Arizona State Superintendent Directs Schools to Prioritize Police Over Counselors
Arizona ranks last in the nation for counselor-to-student ratio with one counselor for every 651 students.
Arizona Superintendent of Public Instruction Tom Horne said schools must now prioritize armed officers over school counselors when applying for $80 million in grants.
The controversial decision comes after an increase in school threats across the state, reports ABC 15. In just three weeks, at least five threats of violence were made at Valley public schools, including three incidents where students were arrested for bringing guns on campus,
“The first priority has to be the safety of the students and we don’t want a situation where 20 or 30 students are killed because no one was there to defend them,” he said.
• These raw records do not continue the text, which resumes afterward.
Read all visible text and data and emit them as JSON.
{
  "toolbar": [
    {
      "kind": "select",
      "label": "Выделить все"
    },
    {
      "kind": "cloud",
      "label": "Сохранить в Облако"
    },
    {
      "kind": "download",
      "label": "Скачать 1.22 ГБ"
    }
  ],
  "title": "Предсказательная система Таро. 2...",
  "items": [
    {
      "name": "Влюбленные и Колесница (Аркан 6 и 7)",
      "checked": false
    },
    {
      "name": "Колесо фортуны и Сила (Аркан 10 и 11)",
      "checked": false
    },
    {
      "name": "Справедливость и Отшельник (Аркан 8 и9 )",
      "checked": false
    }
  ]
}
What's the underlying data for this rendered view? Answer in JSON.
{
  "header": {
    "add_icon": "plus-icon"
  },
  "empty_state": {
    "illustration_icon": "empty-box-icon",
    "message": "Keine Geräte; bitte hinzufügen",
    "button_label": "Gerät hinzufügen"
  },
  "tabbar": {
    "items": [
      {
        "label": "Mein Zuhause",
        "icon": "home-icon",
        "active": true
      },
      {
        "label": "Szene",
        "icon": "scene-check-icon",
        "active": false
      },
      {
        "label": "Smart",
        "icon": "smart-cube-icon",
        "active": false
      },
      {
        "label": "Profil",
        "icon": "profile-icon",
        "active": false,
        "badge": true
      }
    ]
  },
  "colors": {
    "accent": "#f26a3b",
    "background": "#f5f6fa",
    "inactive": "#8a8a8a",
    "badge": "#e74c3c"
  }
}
The School Safety Grant Program, first established in 2019, could originally be used to pay for counselors or police. Now, schools will be denied requests to receive funding for counselors if they do not already have an officer or a highly trained security guard on campus.
“Usually, I can understand both sides of an issue,” Horne said. “But I can’t understand how anybody doesn’t understand how important it is that we be sure we don’t have any massacres in Arizona.”
Horne said he supports having a counselor in every school but disagrees with school leaders who say a counselor or social worker is more effective at meeting students’ needs and preventing tragedies.
“I think that’s completely irrational,” he said. “If a maniac invades your school with a gun determined to kill people, what’s the counselor going to do?”
Many districts have used the grant money to pay for counselors or social workers as Arizona ranks second to last in the country with one counselor for every 651 students, according to the American School Counselor Association. The recommended ratio is 250-1. As of this school year, the program funds more than 450 positions across the state, according to KTAR News. Of those, 219 are school counselors, 106 are social workers, and 140 are SROs or juvenile probation officers.
Tolleson Union High School District Board Member Devin Del Palacio told ABC 15 that he believes school districts should be able to choose since there is alternative funding available for police.
“Removing millions and millions of dollars from what I think are great preventative tools is backward,” he said. “For schools that want school resource officers, there are programs and grants available at the federal level that already pay for it.”
Schools have until April 15 to apply for the grant money.